The Comparative Effectiveness of A+AVD vs PET-guided ABVD for the Management of Patients with Advanced Hodgkin Lymphoma: A Systematic Review and Matching-Adjusted Indirect Treatment Comparison

Introduction: In advanced Hodgkin lymphoma (aHL), adriamycin (doxorubicin), bleomycin, vinblastine, and dacarbazine (ABVD) is a recommended chemotherapy regimen despite a substantial proportion of patients experiencing relapse or incomplete disease control. Per the National Comprehensive Care Network (NCCN) guidelines, positron-emission tomography (PET)-guided ABVD and brentuximab vedotin + adriamycin (doxorubicin), vinblastine and dacarbazine (A+AVD) are preferred options for the front-line treatment of aHL (NCCN Guidelines. Hodgkin lymphoma. Version 2. 2023). In the ECHELON-1 (E1) trial, superiority of A+AVD vs ABVD x6 cycles (without PET adaptation at cycle 2) was demonstrated statistically in terms of overall survival (OS) and progression-free survival (PFS). Six-year follow-up of E1 patients showed improved OS with A+AVD vs ABVD. The aim of this study was to indirectly compare the effectiveness (OS and PFS) of A+AVD vs PET-guided ABVD as front-line treatments in the management of patients aged ≤60 years with aHL (Stage III or IV).

Methods: A systematic literature review was conducted using electronic databases such as MEDLINE, Embase, and the Cochrane Library (database inception to July 2022), supplementary sources and data on file for relevant materials reporting on the clinical efficacy of front-line treatments for aHL. Following the identification of relevant randomized controlled trials (RCTs), unanchored matching-adjusted indirect comparison was performed to compare the efficacy of A+AVD (the E1 trial) with PET-guided ABVD (the Risk-Adapted Therapy for aHL [RATHL] trial). As the outcomes used in the analyses were reported among the overall population in RATHL, rather than stratified by specific treatment, there was no potential anchor for the analysis. PFS and OS data from RATHL were only available for adult patients ≤60 years old with stage III/IV aHL, therefore the treatment comparison was limited to patients within this age group. Matching variables were selected based on literature review and the results of Cox regression analyses of the E1 trial data. The International Prognostic Score and Eastern Cooperative Oncology Group scores were used as matching factors as available. The weights generated from the matching procedure were incorporated in weighted Cox regression models to generate hazard ratios (HR) and corresponding 95% confidence intervals (CI). To account for the potential of violating the proportional hazards assumption, additional metrics were calculated including piecewise HRs (95% CI) using Cox regression models for specific time intervals (i.e., 0 to 24, 24 months +) and restricted mean survival times (RMST).

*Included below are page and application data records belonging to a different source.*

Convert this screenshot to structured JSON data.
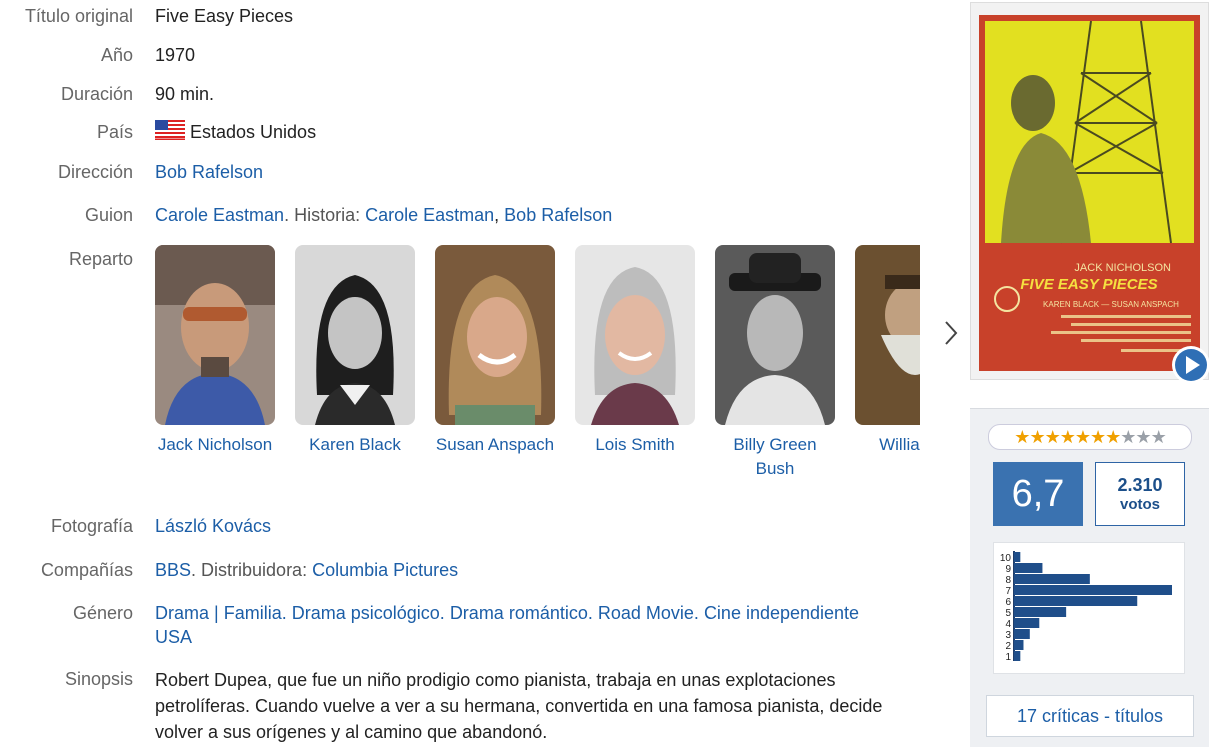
{
  "details": {
    "titulo_original": {
      "label": "Título original",
      "value": "Five Easy Pieces"
    },
    "anio": {
      "label": "Año",
      "value": "1970"
    },
    "duracion": {
      "label": "Duración",
      "value": "90 min."
    },
    "pais": {
      "label": "País",
      "value": "Estados Unidos",
      "flag_icon": "us-flag-icon"
    },
    "direccion": {
      "label": "Dirección",
      "director": "Bob Rafelson"
    },
    "guion": {
      "label": "Guion",
      "writer": "Carole Eastman",
      "sep1": ". Historia: ",
      "story1": "Carole Eastman",
      "sep2": ", ",
      "story2": "Bob Rafelson"
    },
    "reparto": {
      "label": "Reparto",
      "cast": [
        "Jack Nicholson",
        "Karen Black",
        "Susan Anspach",
        "Lois Smith",
        "Billy Green Bush",
        "William C"
      ]
    },
    "fotografia": {
      "label": "Fotografía",
      "value": "László Kovács"
    },
    "companias": {
      "label": "Compañías",
      "company": "BBS",
      "sep": ". Distribuidora: ",
      "distributor": "Columbia Pictures"
    },
    "genero": {
      "label": "Género",
      "g1": "Drama",
      "sep1": " | ",
      "g2": "Familia",
      "sep2": ". ",
      "g3": "Drama psicológico",
      "sep3": ". ",
      "g4": "Drama romántico",
      "sep4": ". ",
      "g5": "Road Movie",
      "sep5": ". ",
      "g6": "Cine independiente USA"
    },
    "sinopsis": {
      "label": "Sinopsis",
      "text": "Robert Dupea, que fue un niño prodigio como pianista, trabaja en unas explotaciones petrolíferas. Cuando vuelve a ver a su hermana, convertida en una famosa pianista, decide volver a sus orígenes y al camino que abandonó."
    }
  },
  "poster": {
    "credit_name": "JACK NICHOLSON",
    "title": "FIVE EASY PIECES",
    "costars": "KAREN BLACK — SUSAN ANSPACH",
    "play_icon": "play-icon"
  },
  "rating": {
    "stars_filled": 7,
    "stars_total": 10,
    "average": "6,7",
    "votes_count": "2.310",
    "votes_label": "votos",
    "histogram": {
      "scores": [
        10,
        9,
        8,
        7,
        6,
        5,
        4,
        3,
        2,
        1
      ],
      "scale_max_percent": 100,
      "relative_votes": [
        4,
        18,
        48,
        100,
        78,
        33,
        16,
        10,
        6,
        4
      ]
    },
    "reviews_link": "17 críticas - títulos"
  },
  "icons": {
    "next": "chevron-right-icon"
  }
}
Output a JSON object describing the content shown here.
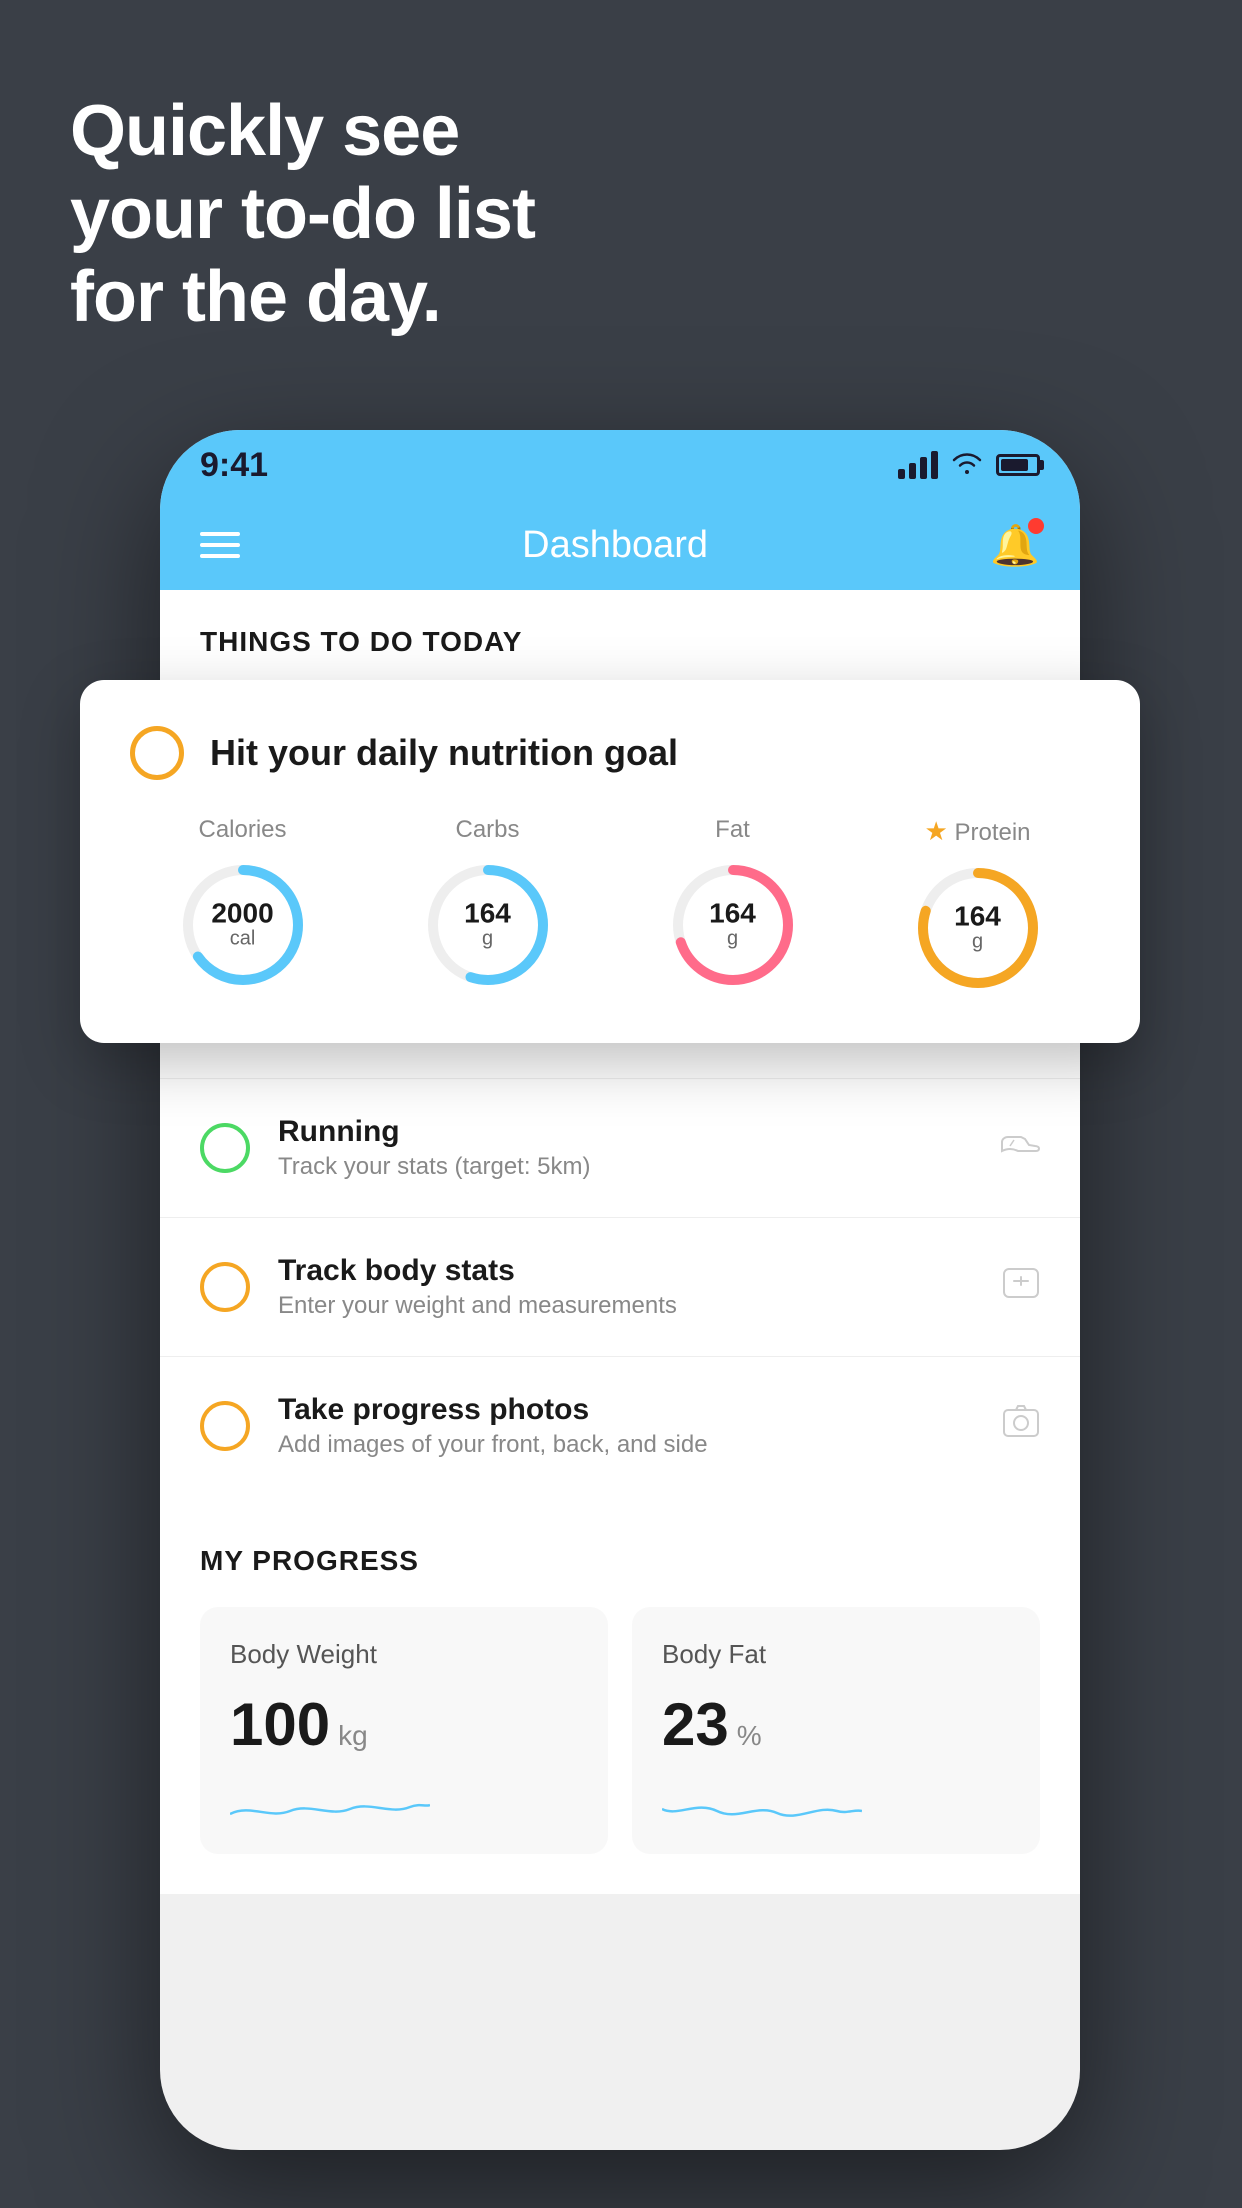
{
  "hero": {
    "line1": "Quickly see",
    "line2": "your to-do list",
    "line3": "for the day."
  },
  "statusBar": {
    "time": "9:41"
  },
  "header": {
    "title": "Dashboard"
  },
  "thingsToDo": {
    "sectionLabel": "THINGS TO DO TODAY"
  },
  "nutritionCard": {
    "title": "Hit your daily nutrition goal",
    "items": [
      {
        "label": "Calories",
        "value": "2000",
        "unit": "cal",
        "color": "#5ac8fa",
        "percent": 65
      },
      {
        "label": "Carbs",
        "value": "164",
        "unit": "g",
        "color": "#5ac8fa",
        "percent": 55
      },
      {
        "label": "Fat",
        "value": "164",
        "unit": "g",
        "color": "#ff6b8a",
        "percent": 70
      },
      {
        "label": "Protein",
        "value": "164",
        "unit": "g",
        "color": "#f5a623",
        "percent": 80,
        "starred": true
      }
    ]
  },
  "todoItems": [
    {
      "title": "Running",
      "subtitle": "Track your stats (target: 5km)",
      "circleColor": "green",
      "icon": "shoe"
    },
    {
      "title": "Track body stats",
      "subtitle": "Enter your weight and measurements",
      "circleColor": "yellow",
      "icon": "scale"
    },
    {
      "title": "Take progress photos",
      "subtitle": "Add images of your front, back, and side",
      "circleColor": "yellow",
      "icon": "photo"
    }
  ],
  "progress": {
    "sectionLabel": "MY PROGRESS",
    "cards": [
      {
        "title": "Body Weight",
        "value": "100",
        "unit": "kg"
      },
      {
        "title": "Body Fat",
        "value": "23",
        "unit": "%"
      }
    ]
  }
}
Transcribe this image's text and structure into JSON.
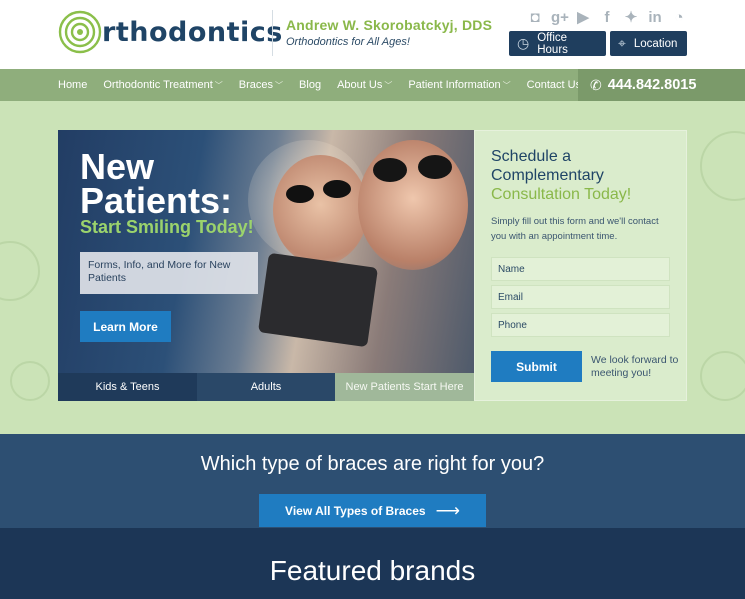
{
  "brand": {
    "logo_text": "rthodontics",
    "doctor_name": "Andrew W. Skorobatckyj, DDS",
    "tagline": "Orthodontics for All Ages!"
  },
  "social": [
    "instagram-icon",
    "google-plus-icon",
    "youtube-icon",
    "facebook-icon",
    "twitter-icon",
    "linkedin-icon",
    "rss-icon"
  ],
  "header_buttons": {
    "office_hours": "Office Hours",
    "location": "Location"
  },
  "nav": {
    "items": [
      {
        "label": "Home",
        "dropdown": false
      },
      {
        "label": "Orthodontic Treatment",
        "dropdown": true
      },
      {
        "label": "Braces",
        "dropdown": true
      },
      {
        "label": "Blog",
        "dropdown": false
      },
      {
        "label": "About Us",
        "dropdown": true
      },
      {
        "label": "Patient Information",
        "dropdown": true
      },
      {
        "label": "Contact Us",
        "dropdown": false
      }
    ],
    "phone": "444.842.8015"
  },
  "hero": {
    "title_line1": "New",
    "title_line2": "Patients:",
    "subtitle": "Start Smiling Today!",
    "box_text": "Forms, Info, and More for New Patients",
    "button": "Learn More",
    "tabs": [
      "Kids & Teens",
      "Adults",
      "New Patients Start Here"
    ]
  },
  "form": {
    "title_line1": "Schedule a",
    "title_line2": "Complementary",
    "title_accent": "Consultation Today!",
    "description": "Simply fill out this form and we'll contact you with an appointment time.",
    "name_placeholder": "Name",
    "email_placeholder": "Email",
    "phone_placeholder": "Phone",
    "submit": "Submit",
    "note": "We look forward to meeting you!"
  },
  "braces": {
    "question": "Which type of braces are right for you?",
    "button": "View All Types of Braces"
  },
  "featured": {
    "title": "Featured brands"
  },
  "colors": {
    "navy": "#1f3e5e",
    "green_accent": "#8ab84a",
    "nav_green": "#8fae7c",
    "button_blue": "#1f7cc1",
    "band_green": "#cbe3b7"
  }
}
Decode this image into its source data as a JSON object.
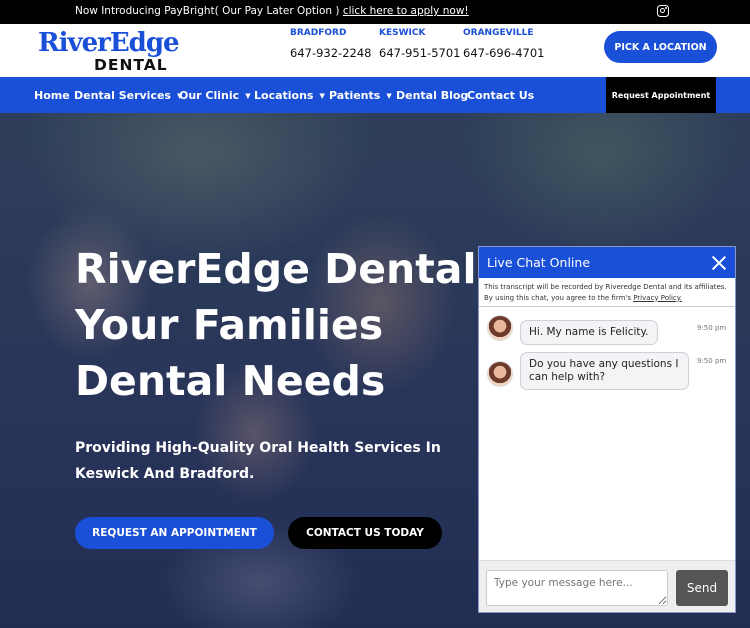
{
  "topbar": {
    "promo_text": "Now Introducing PayBright( Our Pay Later Option ) ",
    "promo_link": "click here to apply now!",
    "social_icon": "instagram-icon"
  },
  "header": {
    "logo_river": "RiverEdge",
    "logo_dental": "DENTAL",
    "locations": [
      {
        "city": "BRADFORD",
        "phone": "647-932-2248"
      },
      {
        "city": "KESWICK",
        "phone": "647-951-5701"
      },
      {
        "city": "ORANGEVILLE",
        "phone": "647-696-4701"
      }
    ],
    "pick_location": "PICK A LOCATION"
  },
  "nav": {
    "items": [
      {
        "label": "Home"
      },
      {
        "label": "Dental Services"
      },
      {
        "label": "Our Clinic"
      },
      {
        "label": "Locations"
      },
      {
        "label": "Patients"
      },
      {
        "label": "Dental Blog"
      },
      {
        "label": "Contact Us"
      }
    ],
    "caret": "▼",
    "request_appointment": "Request Appointment"
  },
  "hero": {
    "title": "RiverEdge Dental Your Families Dental Needs",
    "subtitle": "Providing High-Quality Oral Health Services In Keswick And Bradford.",
    "request_button": "REQUEST AN APPOINTMENT",
    "contact_button": "CONTACT US TODAY"
  },
  "chat": {
    "title": "Live Chat Online",
    "notice": "This transcript will be recorded by Riveredge Dental and its affiliates. By using this chat, you agree to the firm's ",
    "privacy_link": "Privacy Policy.",
    "messages": [
      {
        "text": "Hi. My name is Felicity.",
        "time": "9:50 pm"
      },
      {
        "text": "Do you have any questions I can help with?",
        "time": "9:50 pm"
      }
    ],
    "input_placeholder": "Type your message here...",
    "send_label": "Send"
  },
  "colors": {
    "brand_blue": "#1a4fd8",
    "black": "#000000"
  }
}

Results: In adult patients aged ≤60 years with Stage III/IV aHL, treatment with A+AVD generally led to increased PFS and OS vs PET-guided ABVD (Table 1). As the proportional hazard assumption was violated, additional metrics were calculated (RMST and piecewise HRs). HRs and RMST for survival outcomes are reported in Table 1.

Conclusions: The findings of this indirect treatment comparison support the improved efficacy of A+AVD relative to PET-guided ABVD with respect to OS and PFS in patients with stage III and IV aHL consistent with the results of E1 study.